Sweden’s smooth energy transition

Sweden’s goal is to become carbon neutral. During the 70th session of the United Nations General Assembly, in 2015, Prime Minister Stefan Löfven announced that Sweden would become one of the world’s first fossil-fuel free states, and that it would no longer emit greenhouse gases by 2050. This deadline was finally brought forward by five years with the passing of a climate law on 15 June 2017.

Sweden, which turned away from oil following the crises of 1973 and 1979, currently has the highest renewable energy share in Europe, having taken it to 53 per cent of its total energy consumption in 2014.

In addition to robust environmental taxes designed to stimulate the transition, Sweden is making good use of its extensive natural resources. Almost half of the country is covered in forests and the organic matter produced is turned into biofuel, used mainly for heating, in urban areas, and to generate electricity.

Its many lakes and watercourses feed over 2000 hydropower plants, which provide almost half of the country’s electricity output. Wind and solar energy is still relatively limited, but the country is planning to build the largest onshore wind farm in Northern Europe on its own soil.

Nuclear energy still occupies an important place in its energy mix, providing around 40 per cent of the country’s electricity.

But the nuclear debate, which divided the country for many years, has gradually drawn to a close. Nuclear is no longer as profitable as renewable energy and the old facilities are expensive to maintain.

Four out of the country’s 10 reactors have to be dismantled by 2020. The fate of the six others remains undecided. Despite the closure of these sites and the potential consequences for workers, the trade unions are confident about the future.

Since the first waves of industrial decline, which mainly affected shipbuilding and textiles, Sweden has adopted a positive approach, largely thanks to effective cooperation between the various social partners. When faced with restructuring, workers are able to rely on the Job Security Councils, which provide them with support at every level in the retraining process.

The councils, set up following the massive job losses linked to the 1973 oil crisis and established on the basis of collective agreements, are financed by employers’ contributions.

In addition, thanks to Sweden’s 70 per cent rate of union membership and the obligation to have at least two unionised employees on the board of directors in all companies with over 25 employees, workers have a real voice.

“We have a few years ahead of us to anticipate the changes set to affect the nuclear sector, but tackling the training issue is already crucial,” explains Johan Hall, head of research at the Swedish trade union confederation Landsorganisationen Sverigen (LO), where the main issues he deals with are climate and energy.

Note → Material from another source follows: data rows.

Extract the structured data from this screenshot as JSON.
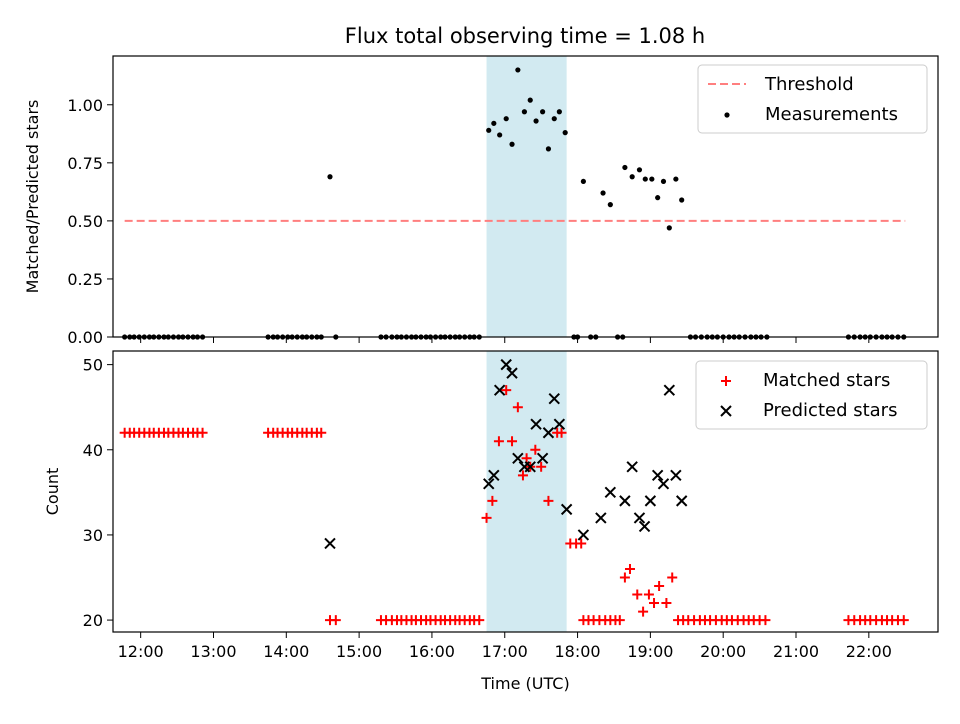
{
  "title": "Flux total observing time = 1.08 h",
  "colors": {
    "threshold": "#ff7f7f",
    "measurement": "#000000",
    "matched": "#ff0000",
    "predicted": "#000000",
    "span": "#add8e6"
  },
  "chart_data": [
    {
      "type": "scatter",
      "ylabel": "Matched/Predicted stars",
      "ylim": [
        0,
        1.21
      ],
      "xlim": [
        11.62,
        22.95
      ],
      "yticks": [
        "0.00",
        "0.25",
        "0.50",
        "0.75",
        "1.00"
      ],
      "yticks_values": [
        0,
        0.25,
        0.5,
        0.75,
        1.0
      ],
      "highlight_span": [
        16.75,
        17.85
      ],
      "legend": [
        "Threshold",
        "Measurements"
      ],
      "legend_position": "top-right",
      "threshold": {
        "name": "Threshold",
        "x": [
          11.78,
          22.5
        ],
        "y": 0.5,
        "style": "dashed"
      },
      "measurements": {
        "name": "Measurements",
        "points": [
          [
            11.78,
            0
          ],
          [
            11.85,
            0
          ],
          [
            11.91,
            0
          ],
          [
            11.98,
            0
          ],
          [
            12.05,
            0
          ],
          [
            12.12,
            0
          ],
          [
            12.18,
            0
          ],
          [
            12.25,
            0
          ],
          [
            12.32,
            0
          ],
          [
            12.38,
            0
          ],
          [
            12.45,
            0
          ],
          [
            12.52,
            0
          ],
          [
            12.58,
            0
          ],
          [
            12.65,
            0
          ],
          [
            12.72,
            0
          ],
          [
            12.78,
            0
          ],
          [
            12.85,
            0
          ],
          [
            13.75,
            0
          ],
          [
            13.82,
            0
          ],
          [
            13.88,
            0
          ],
          [
            13.95,
            0
          ],
          [
            14.02,
            0
          ],
          [
            14.08,
            0
          ],
          [
            14.15,
            0
          ],
          [
            14.22,
            0
          ],
          [
            14.28,
            0
          ],
          [
            14.35,
            0
          ],
          [
            14.42,
            0
          ],
          [
            14.48,
            0
          ],
          [
            14.6,
            0.69
          ],
          [
            14.68,
            0
          ],
          [
            15.3,
            0
          ],
          [
            15.37,
            0
          ],
          [
            15.45,
            0
          ],
          [
            15.52,
            0
          ],
          [
            15.58,
            0
          ],
          [
            15.65,
            0
          ],
          [
            15.72,
            0
          ],
          [
            15.78,
            0
          ],
          [
            15.85,
            0
          ],
          [
            15.92,
            0
          ],
          [
            15.98,
            0
          ],
          [
            16.05,
            0
          ],
          [
            16.12,
            0
          ],
          [
            16.18,
            0
          ],
          [
            16.25,
            0
          ],
          [
            16.32,
            0
          ],
          [
            16.38,
            0
          ],
          [
            16.45,
            0
          ],
          [
            16.52,
            0
          ],
          [
            16.58,
            0
          ],
          [
            16.65,
            0
          ],
          [
            16.78,
            0.89
          ],
          [
            16.85,
            0.92
          ],
          [
            16.93,
            0.87
          ],
          [
            17.02,
            0.94
          ],
          [
            17.1,
            0.83
          ],
          [
            17.18,
            1.15
          ],
          [
            17.27,
            0.97
          ],
          [
            17.35,
            1.02
          ],
          [
            17.43,
            0.93
          ],
          [
            17.52,
            0.97
          ],
          [
            17.6,
            0.81
          ],
          [
            17.68,
            0.94
          ],
          [
            17.75,
            0.97
          ],
          [
            17.83,
            0.88
          ],
          [
            17.95,
            0
          ],
          [
            18.0,
            0
          ],
          [
            18.08,
            0.67
          ],
          [
            18.18,
            0
          ],
          [
            18.25,
            0
          ],
          [
            18.35,
            0.62
          ],
          [
            18.45,
            0.57
          ],
          [
            18.55,
            0
          ],
          [
            18.62,
            0
          ],
          [
            18.65,
            0.73
          ],
          [
            18.75,
            0.69
          ],
          [
            18.85,
            0.72
          ],
          [
            18.93,
            0.68
          ],
          [
            19.02,
            0.68
          ],
          [
            19.1,
            0.6
          ],
          [
            19.18,
            0.67
          ],
          [
            19.26,
            0.47
          ],
          [
            19.35,
            0.68
          ],
          [
            19.43,
            0.59
          ],
          [
            19.55,
            0
          ],
          [
            19.62,
            0
          ],
          [
            19.7,
            0
          ],
          [
            19.78,
            0
          ],
          [
            19.85,
            0
          ],
          [
            19.92,
            0
          ],
          [
            20.0,
            0
          ],
          [
            20.08,
            0
          ],
          [
            20.15,
            0
          ],
          [
            20.22,
            0
          ],
          [
            20.3,
            0
          ],
          [
            20.38,
            0
          ],
          [
            20.45,
            0
          ],
          [
            20.52,
            0
          ],
          [
            20.6,
            0
          ],
          [
            21.72,
            0
          ],
          [
            21.8,
            0
          ],
          [
            21.88,
            0
          ],
          [
            21.95,
            0
          ],
          [
            22.02,
            0
          ],
          [
            22.1,
            0
          ],
          [
            22.18,
            0
          ],
          [
            22.25,
            0
          ],
          [
            22.32,
            0
          ],
          [
            22.4,
            0
          ],
          [
            22.48,
            0
          ]
        ]
      }
    },
    {
      "type": "scatter",
      "xlabel": "Time (UTC)",
      "ylabel": "Count",
      "ylim": [
        18.6,
        51.6
      ],
      "xlim": [
        11.62,
        22.95
      ],
      "yticks": [
        "20",
        "30",
        "40",
        "50"
      ],
      "yticks_values": [
        20,
        30,
        40,
        50
      ],
      "xticks": [
        "12:00",
        "13:00",
        "14:00",
        "15:00",
        "16:00",
        "17:00",
        "18:00",
        "19:00",
        "20:00",
        "21:00",
        "22:00"
      ],
      "xticks_values": [
        12,
        13,
        14,
        15,
        16,
        17,
        18,
        19,
        20,
        21,
        22
      ],
      "highlight_span": [
        16.75,
        17.85
      ],
      "legend": [
        "Matched stars",
        "Predicted stars"
      ],
      "legend_position": "top-right",
      "matched": {
        "name": "Matched stars",
        "points": [
          [
            11.78,
            42
          ],
          [
            11.85,
            42
          ],
          [
            11.91,
            42
          ],
          [
            11.98,
            42
          ],
          [
            12.05,
            42
          ],
          [
            12.12,
            42
          ],
          [
            12.18,
            42
          ],
          [
            12.25,
            42
          ],
          [
            12.32,
            42
          ],
          [
            12.38,
            42
          ],
          [
            12.45,
            42
          ],
          [
            12.52,
            42
          ],
          [
            12.58,
            42
          ],
          [
            12.65,
            42
          ],
          [
            12.72,
            42
          ],
          [
            12.78,
            42
          ],
          [
            12.85,
            42
          ],
          [
            13.75,
            42
          ],
          [
            13.82,
            42
          ],
          [
            13.88,
            42
          ],
          [
            13.95,
            42
          ],
          [
            14.02,
            42
          ],
          [
            14.08,
            42
          ],
          [
            14.15,
            42
          ],
          [
            14.22,
            42
          ],
          [
            14.28,
            42
          ],
          [
            14.35,
            42
          ],
          [
            14.42,
            42
          ],
          [
            14.48,
            42
          ],
          [
            14.6,
            20
          ],
          [
            14.68,
            20
          ],
          [
            15.3,
            20
          ],
          [
            15.37,
            20
          ],
          [
            15.45,
            20
          ],
          [
            15.52,
            20
          ],
          [
            15.58,
            20
          ],
          [
            15.65,
            20
          ],
          [
            15.72,
            20
          ],
          [
            15.78,
            20
          ],
          [
            15.85,
            20
          ],
          [
            15.92,
            20
          ],
          [
            15.98,
            20
          ],
          [
            16.05,
            20
          ],
          [
            16.12,
            20
          ],
          [
            16.18,
            20
          ],
          [
            16.25,
            20
          ],
          [
            16.32,
            20
          ],
          [
            16.38,
            20
          ],
          [
            16.45,
            20
          ],
          [
            16.52,
            20
          ],
          [
            16.58,
            20
          ],
          [
            16.65,
            20
          ],
          [
            16.75,
            32
          ],
          [
            16.83,
            34
          ],
          [
            16.92,
            41
          ],
          [
            17.02,
            47
          ],
          [
            17.1,
            41
          ],
          [
            17.18,
            45
          ],
          [
            17.25,
            37
          ],
          [
            17.3,
            39
          ],
          [
            17.35,
            38
          ],
          [
            17.42,
            40
          ],
          [
            17.5,
            38
          ],
          [
            17.6,
            34
          ],
          [
            17.72,
            42
          ],
          [
            17.78,
            42
          ],
          [
            17.9,
            29
          ],
          [
            17.98,
            29
          ],
          [
            18.05,
            29
          ],
          [
            18.08,
            20
          ],
          [
            18.15,
            20
          ],
          [
            18.22,
            20
          ],
          [
            18.3,
            20
          ],
          [
            18.38,
            20
          ],
          [
            18.45,
            20
          ],
          [
            18.52,
            20
          ],
          [
            18.58,
            20
          ],
          [
            18.65,
            25
          ],
          [
            18.72,
            26
          ],
          [
            18.82,
            23
          ],
          [
            18.9,
            21
          ],
          [
            18.98,
            23
          ],
          [
            19.05,
            22
          ],
          [
            19.12,
            24
          ],
          [
            19.22,
            22
          ],
          [
            19.3,
            25
          ],
          [
            19.38,
            20
          ],
          [
            19.45,
            20
          ],
          [
            19.52,
            20
          ],
          [
            19.6,
            20
          ],
          [
            19.68,
            20
          ],
          [
            19.75,
            20
          ],
          [
            19.82,
            20
          ],
          [
            19.9,
            20
          ],
          [
            19.98,
            20
          ],
          [
            20.05,
            20
          ],
          [
            20.12,
            20
          ],
          [
            20.2,
            20
          ],
          [
            20.28,
            20
          ],
          [
            20.35,
            20
          ],
          [
            20.42,
            20
          ],
          [
            20.5,
            20
          ],
          [
            20.58,
            20
          ],
          [
            21.72,
            20
          ],
          [
            21.8,
            20
          ],
          [
            21.88,
            20
          ],
          [
            21.95,
            20
          ],
          [
            22.02,
            20
          ],
          [
            22.1,
            20
          ],
          [
            22.18,
            20
          ],
          [
            22.25,
            20
          ],
          [
            22.32,
            20
          ],
          [
            22.4,
            20
          ],
          [
            22.48,
            20
          ]
        ]
      },
      "predicted": {
        "name": "Predicted stars",
        "points": [
          [
            14.6,
            29
          ],
          [
            16.78,
            36
          ],
          [
            16.85,
            37
          ],
          [
            16.93,
            47
          ],
          [
            17.02,
            50
          ],
          [
            17.1,
            49
          ],
          [
            17.18,
            39
          ],
          [
            17.27,
            38
          ],
          [
            17.35,
            38
          ],
          [
            17.43,
            43
          ],
          [
            17.52,
            39
          ],
          [
            17.6,
            42
          ],
          [
            17.68,
            46
          ],
          [
            17.75,
            43
          ],
          [
            17.85,
            33
          ],
          [
            18.08,
            30
          ],
          [
            18.32,
            32
          ],
          [
            18.45,
            35
          ],
          [
            18.65,
            34
          ],
          [
            18.75,
            38
          ],
          [
            18.85,
            32
          ],
          [
            18.92,
            31
          ],
          [
            19.0,
            34
          ],
          [
            19.1,
            37
          ],
          [
            19.18,
            36
          ],
          [
            19.26,
            47
          ],
          [
            19.35,
            37
          ],
          [
            19.43,
            34
          ]
        ]
      }
    }
  ]
}
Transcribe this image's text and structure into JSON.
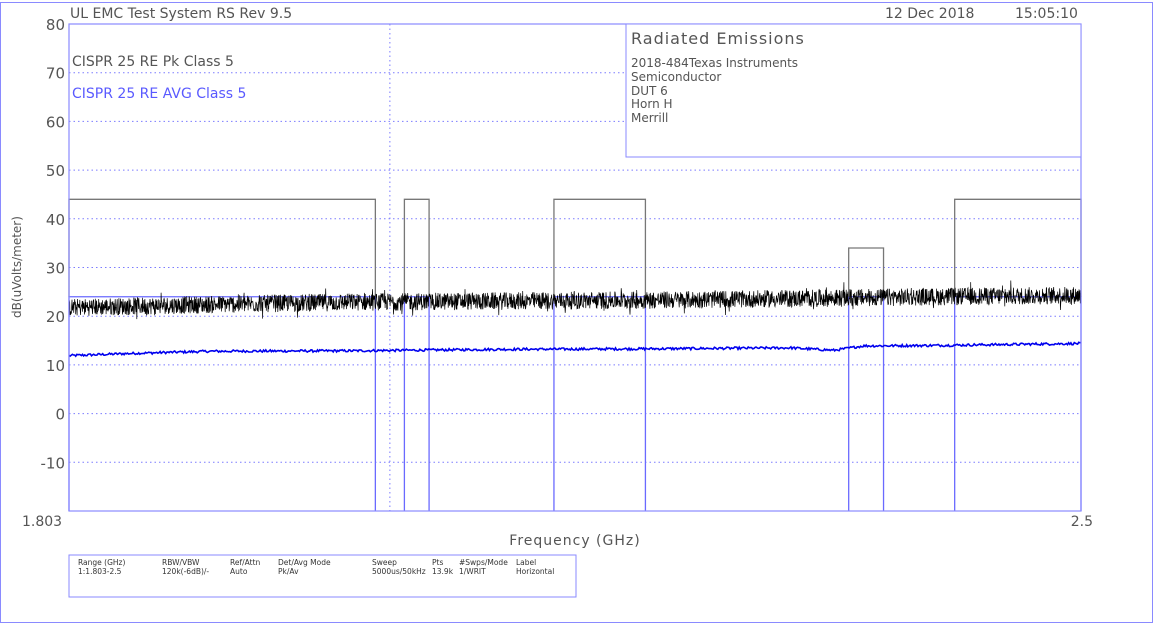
{
  "header": {
    "system": "UL EMC Test System RS Rev 9.5",
    "date": "12 Dec 2018",
    "time": "15:05:10"
  },
  "info_box": {
    "title": "Radiated Emissions",
    "lines": [
      "2018-484Texas Instruments",
      "Semiconductor",
      "DUT 6",
      "Horn H",
      "Merrill"
    ]
  },
  "settings_table": {
    "headers": [
      "Range (GHz)",
      "RBW/VBW",
      "Ref/Attn",
      "Det/Avg Mode",
      "Sweep",
      "Pts",
      "#Swps/Mode",
      "Label"
    ],
    "values": [
      "1:1.803-2.5",
      "120k(-6dB)/-",
      "Auto",
      "Pk/Av",
      "5000us/50kHz",
      "13.9k",
      "1/WRIT",
      "Horizontal"
    ]
  },
  "chart_data": {
    "type": "line",
    "xlabel": "Frequency (GHz)",
    "ylabel": "dB(uVolts/meter)",
    "xlim": [
      1.803,
      2.5
    ],
    "ylim": [
      -20,
      80
    ],
    "x_tick_labels": [
      "1.803",
      "2.5"
    ],
    "y_ticks": [
      80,
      70,
      60,
      50,
      40,
      30,
      20,
      10,
      0,
      -10
    ],
    "grid": true,
    "legend_placement": "top-left",
    "marker_line_x": 2.024,
    "colors": {
      "peak": "#000000",
      "average": "#0000ee",
      "peak_limit": "#777777",
      "avg_limit": "#6a6aff",
      "grid": "#7b7bff",
      "frame": "#8a8aff"
    },
    "series": [
      {
        "name": "CISPR 25 RE Pk Class 5",
        "role": "peak_limit",
        "bands": [
          [
            1.803,
            2.014,
            44
          ],
          [
            2.034,
            2.051,
            44
          ],
          [
            2.137,
            2.2,
            44
          ],
          [
            2.34,
            2.364,
            34
          ],
          [
            2.413,
            2.5,
            44
          ]
        ]
      },
      {
        "name": "CISPR 25 RE AVG Class 5",
        "role": "avg_limit",
        "bands": [
          [
            1.803,
            2.014,
            24
          ],
          [
            2.034,
            2.051,
            24
          ],
          [
            2.137,
            2.2,
            24
          ],
          [
            2.34,
            2.364,
            24
          ],
          [
            2.413,
            2.5,
            24
          ]
        ]
      },
      {
        "role": "peak",
        "x": [
          1.803,
          1.9,
          2.0,
          2.1,
          2.2,
          2.3,
          2.4,
          2.5
        ],
        "y": [
          21.8,
          22.4,
          22.9,
          23.1,
          23.3,
          23.6,
          24.0,
          24.3
        ],
        "noise_db": 1.8
      },
      {
        "role": "average",
        "x": [
          1.803,
          1.85,
          1.9,
          2.0,
          2.1,
          2.2,
          2.3,
          2.33,
          2.35,
          2.4,
          2.5
        ],
        "y": [
          11.9,
          12.4,
          12.8,
          12.9,
          13.2,
          13.3,
          13.5,
          13.0,
          13.9,
          14.0,
          14.4
        ],
        "noise_db": 0.25
      }
    ]
  }
}
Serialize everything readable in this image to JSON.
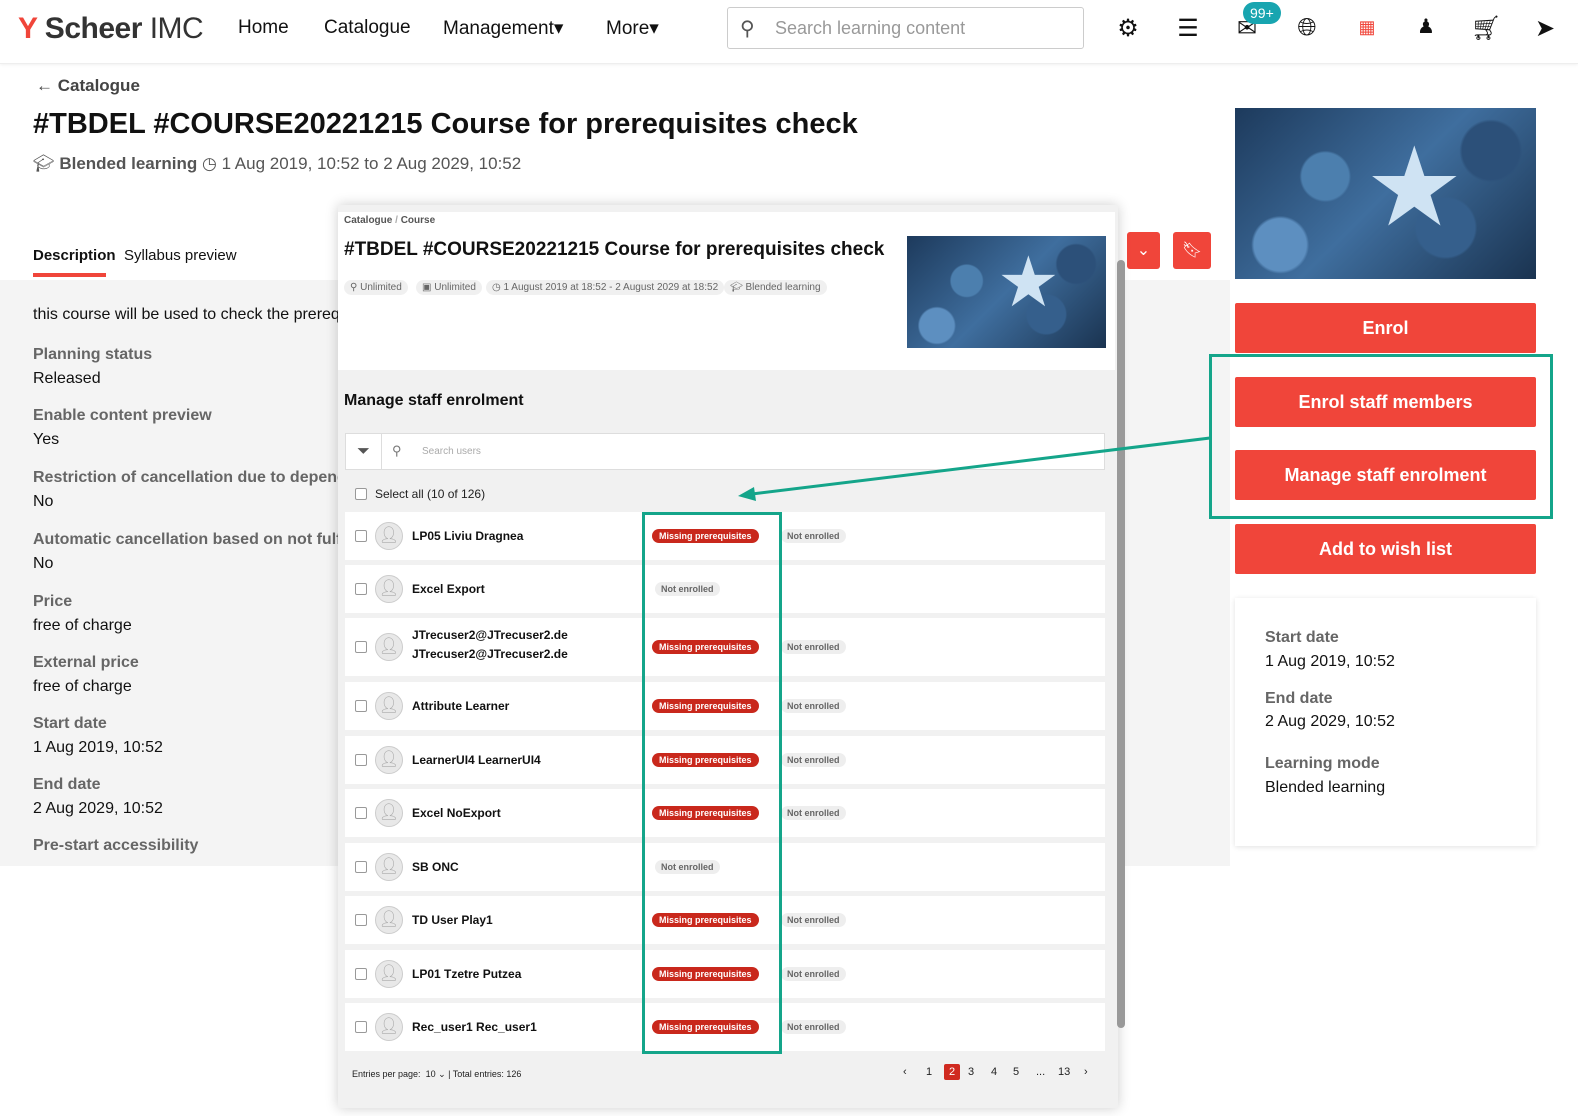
{
  "nav": {
    "logo": "Scheer IMC",
    "logo_mark": "Y",
    "items": [
      "Home",
      "Catalogue",
      "Management▾",
      "More▾"
    ],
    "search_placeholder": "Search learning content",
    "badge": "99+"
  },
  "page": {
    "back": "← Catalogue",
    "title": "#TBDEL #COURSE20221215 Course for prerequisites check",
    "mode": "Blended learning",
    "dates": "1 Aug 2019, 10:52 to 2 Aug 2029, 10:52",
    "tabs": [
      "Description",
      "Syllabus preview"
    ],
    "description": "this course will be used to check the prerequ",
    "fields": [
      {
        "label": "Planning status",
        "value": "Released"
      },
      {
        "label": "Enable content preview",
        "value": "Yes"
      },
      {
        "label": "Restriction of cancellation due to depender",
        "value": "No"
      },
      {
        "label": "Automatic cancellation based on not fulfille",
        "value": "No"
      },
      {
        "label": "Price",
        "value": "free of charge"
      },
      {
        "label": "External price",
        "value": "free of charge"
      },
      {
        "label": "Start date",
        "value": "1 Aug 2019, 10:52"
      },
      {
        "label": "End date",
        "value": "2 Aug 2029, 10:52"
      },
      {
        "label": "Pre-start accessibility",
        "value": ""
      }
    ]
  },
  "side": {
    "buttons": [
      "Enrol",
      "Enrol staff members",
      "Manage staff enrolment",
      "Add to wish list"
    ],
    "card": [
      {
        "label": "Start date",
        "value": "1 Aug 2019, 10:52"
      },
      {
        "label": "End date",
        "value": "2 Aug 2029, 10:52"
      },
      {
        "label": "Learning mode",
        "value": "Blended learning"
      }
    ]
  },
  "modal": {
    "breadcrumb": [
      "Catalogue",
      "Course"
    ],
    "title": "#TBDEL #COURSE20221215 Course for prerequisites check",
    "chips": [
      "Unlimited",
      "Unlimited",
      "1 August 2019 at 18:52 - 2 August 2029 at 18:52",
      "Blended learning"
    ],
    "section": "Manage staff enrolment",
    "search_placeholder": "Search users",
    "select_all": "Select all (10 of 126)",
    "status_missing": "Missing prerequisites",
    "status_not": "Not enrolled",
    "users": [
      {
        "name": "LP05 Liviu Dragnea",
        "missing": true
      },
      {
        "name": "Excel Export",
        "missing": false
      },
      {
        "name": "JTrecuser2@JTrecuser2.de JTrecuser2@JTrecuser2.de",
        "missing": true
      },
      {
        "name": "Attribute Learner",
        "missing": true
      },
      {
        "name": "LearnerUI4 LearnerUI4",
        "missing": true
      },
      {
        "name": "Excel NoExport",
        "missing": true
      },
      {
        "name": "SB ONC",
        "missing": false
      },
      {
        "name": "TD User Play1",
        "missing": true
      },
      {
        "name": "LP01 Tzetre Putzea",
        "missing": true
      },
      {
        "name": "Rec_user1 Rec_user1",
        "missing": true
      }
    ],
    "footer": {
      "entries_label": "Entries per page:",
      "entries_value": "10",
      "total": "| Total entries: 126",
      "pages": [
        "1",
        "2",
        "3",
        "4",
        "5",
        "...",
        "13"
      ],
      "current_page": "2"
    }
  },
  "colors": {
    "accent": "#f0453a",
    "annotation": "#14a58a",
    "badge": "#18a5b0"
  }
}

“We are engaged in an ongoing dialogue with companies to convince them to regularly offer their employees new training.” We may have different interests but the companies themselves recognise that they will benefit in the long term from training their staff,” he explains.

The other sectors affected by the energy transition should not undergo any major economic upheaval. The metal and steel manufacturers, for example, will not be forced to close but, rather, to invest in new non-greenhouse gas emitting methods.

New job opportunities will no doubt be created in the energy sector, especially for skilled workers.

According to Energiföretagen, an association that brings together over 400 companies in the sector, 29 per cent of them expect their staff levels to increase over a period of three years, and some 3,200 technicians and engineers are likely to be recruited over the same period.

The Royal Institute of Technology (KTH), a technical and engineering university in Stockholm, which offers several degrees and masters in sustainable development, is preparing these future employees.

“The energy transition occupies a prime place in research and education, and our interest in this field has been growing over the last ten years,” says Göran Finnveden, a professor and vice president for sustainable development at the KTH.

The corporate sector is also starting to take part in the endeavour. Almost 300 of them have joined the Fossil-free initiative set up by the government to speed up the transition towards 100 per cent renewable.

Svante Axelsson is the national coordinator. “There has been a change in mindset since the Paris climate agreement [approved by 195 delegations in December 2015],” he remarks.

“Companies used to consider the energy transition to be a burden that they had to take a share of. Now they see it as a real business opportunity and a way of winning new markets.”

According to Lars Andersson, head of the renewable energy section within the Swedish Energy Agency, their role is fundamental. “When companies tackle a new problem, their ideas have a snowball effect.” For instance, the automobile industry, he points out, is taking a close interest in exploring all the alternatives to the combustion engine.

Volvo, a member of the Fossil-free initiative, is set to be the first global automobile group to leave it behind. The Swedish manufacturer intends to switch to electric or hybrid vehicles as of 2019. It is an important step forward in the energy transition, given that the transport sector, responsible for 24 per cent of CO2 emissions, is one of the greatest challenges to be met.

This story has been translated from French.